Another silence fell. Janaié folded her arms. Kheema looked away. “You ask me how I’ve been,” Janaié said after a time. “I’ve climbed back out of the hole. I’ve made a life for myself, here, in the Temple. I have someone who loves me even though I live, as she says, in the shadow of the past. Now you come back, and you ask me how I’ve been. What am I supposed to say? What am I supposed to do with that? Do you have any idea how cruel that is?”

“I…I didn’t, I wasn’t…” Kheema’s eyes brimmed with tears.

“You didn’t ask! You didn’t think about the needs of anyone but yourself!”

“That’s all I thought about!” Kheema cried. “Why do you think I left? My entire time as Avatar, the needs of the City always came first! I was so busy being the representative of a god, I couldn’t be Kheema any more.” She wrapped her arms tightly around herself as she wept. “I didn’t mean to hurt you! I didn’t mean to hurt anyone!”

“Yet you did.”

Kheema put her head in her hands and wept until her body shook. Janaié sat awkwardly beside her, not quite touching her. Her heart melted. “Listen, it’s…” She stopped herself. “No. I won’t say it. It’s not okay. I…why am I trying to comfort you? You’re the one who hurt me! This is why we aren’t good for each other. Somewhere I lost myself with you.”
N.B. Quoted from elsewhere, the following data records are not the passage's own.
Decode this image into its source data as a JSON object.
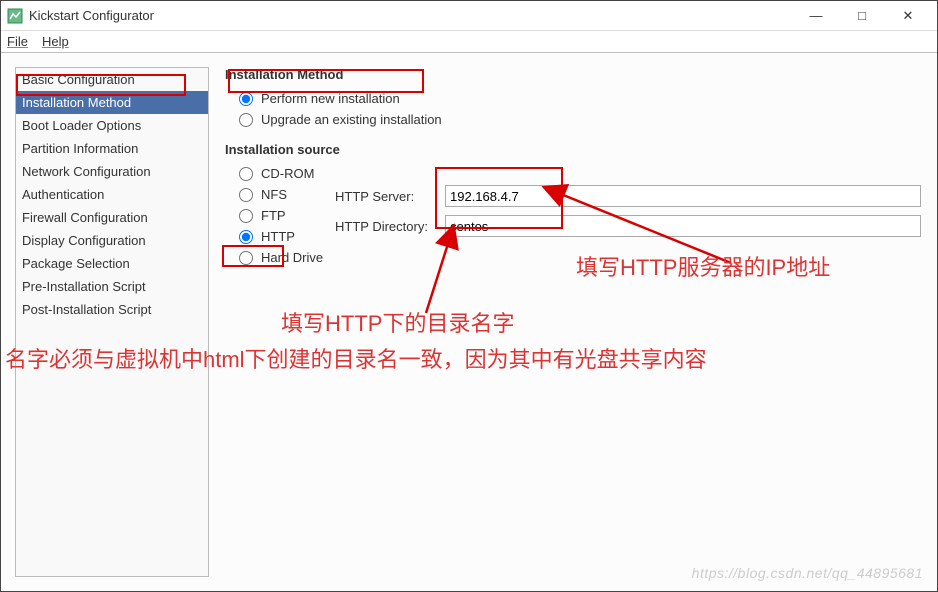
{
  "window": {
    "title": "Kickstart Configurator"
  },
  "menu": {
    "file": "File",
    "help": "Help"
  },
  "win_controls": {
    "min": "—",
    "max": "□",
    "close": "✕"
  },
  "sidebar": {
    "items": [
      {
        "label": "Basic Configuration"
      },
      {
        "label": "Installation Method"
      },
      {
        "label": "Boot Loader Options"
      },
      {
        "label": "Partition Information"
      },
      {
        "label": "Network Configuration"
      },
      {
        "label": "Authentication"
      },
      {
        "label": "Firewall Configuration"
      },
      {
        "label": "Display Configuration"
      },
      {
        "label": "Package Selection"
      },
      {
        "label": "Pre-Installation Script"
      },
      {
        "label": "Post-Installation Script"
      }
    ],
    "selected_index": 1
  },
  "content": {
    "method_title": "Installation Method",
    "method_opts": {
      "new": "Perform new installation",
      "upgrade": "Upgrade an existing installation"
    },
    "source_title": "Installation source",
    "source_opts": {
      "cdrom": "CD-ROM",
      "nfs": "NFS",
      "ftp": "FTP",
      "http": "HTTP",
      "hd": "Hard Drive"
    },
    "fields": {
      "server_label": "HTTP Server:",
      "server_value": "192.168.4.7",
      "dir_label": "HTTP Directory:",
      "dir_value": "centos"
    }
  },
  "annotations": {
    "right1": "填写HTTP服务器的IP地址",
    "left1": "填写HTTP下的目录名字",
    "left2": "名字必须与虚拟机中html下创建的目录名一致，因为其中有光盘共享内容"
  },
  "watermark": "https://blog.csdn.net/qq_44895681"
}
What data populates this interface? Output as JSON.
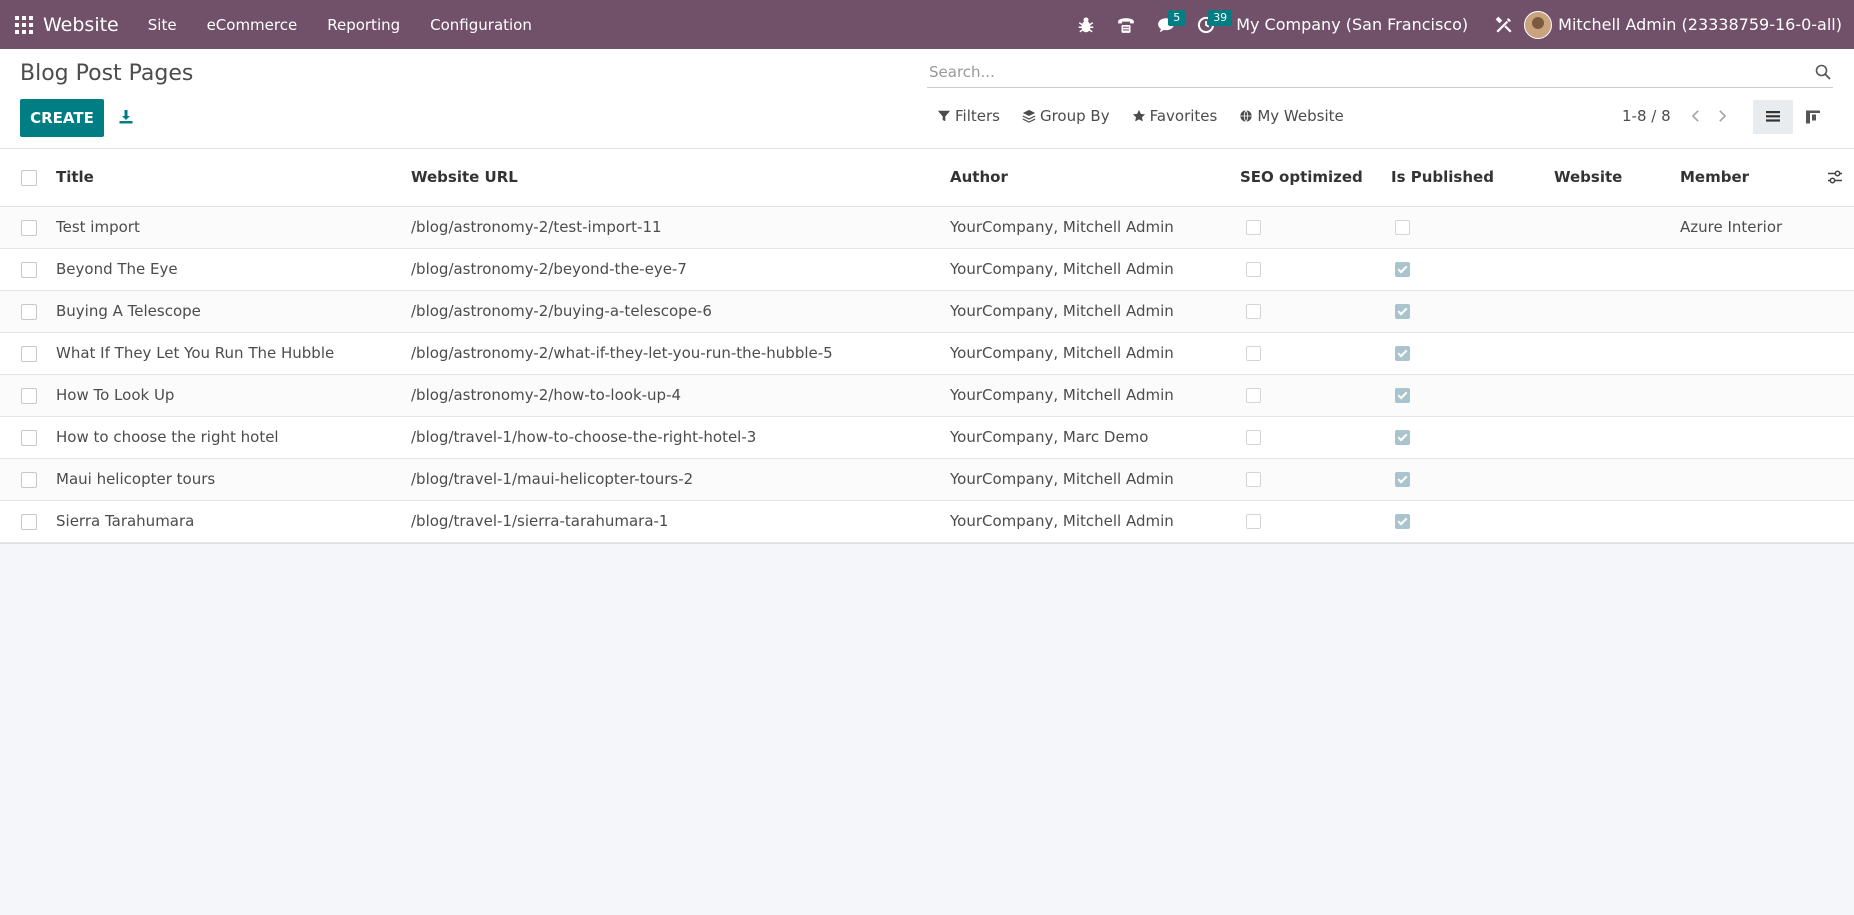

“I don’t understand how I hurt you,” Kheema sobbed.

“I know! I don’t…” Janaié sighed. “I don’t think you meant to do it. It would have been easier if you had. If you did what you did through malice, I could just hate you and move on with my life. I tried to make myself hate you, when I was out in the Wastelands distracting myself by cataloging birds. I think…I think maybe I had this idea that if I talked to you, I could find something to let me hate you so I’d have closure. But you aren’t even giving me that, are you? You were never malicious, just careless with the feelings of others.”

“I didn’t know!”

“I believe you. What matters is what you did.” Janaié rose and paced, restless and jittery. “It doesn’t matter if you did it on purpose. You broke something in me. It’s still just as broken whether you broke it deliberately or carelessly.”

“Tell me how to fix it!”

“You can’t fix it!” Janaié cried. “It happened! It’s done! The time for fixing it passed thirteen years ago. Some broken things can’t be mended.”

“I’m sorry!”

“That doesn’t change anything!” Janaié took a deep breath to steady herself. “Look,” she said in a calmer voice, “I appreciate you saying that. But it doesn’t undo or rectify the past. It doesn’t make me whole again. I can’t…I don’t think you’re a bad person. You still hurt me. You took me for granted, and then you left. You never stopped to ask what it might mean to anyone else.”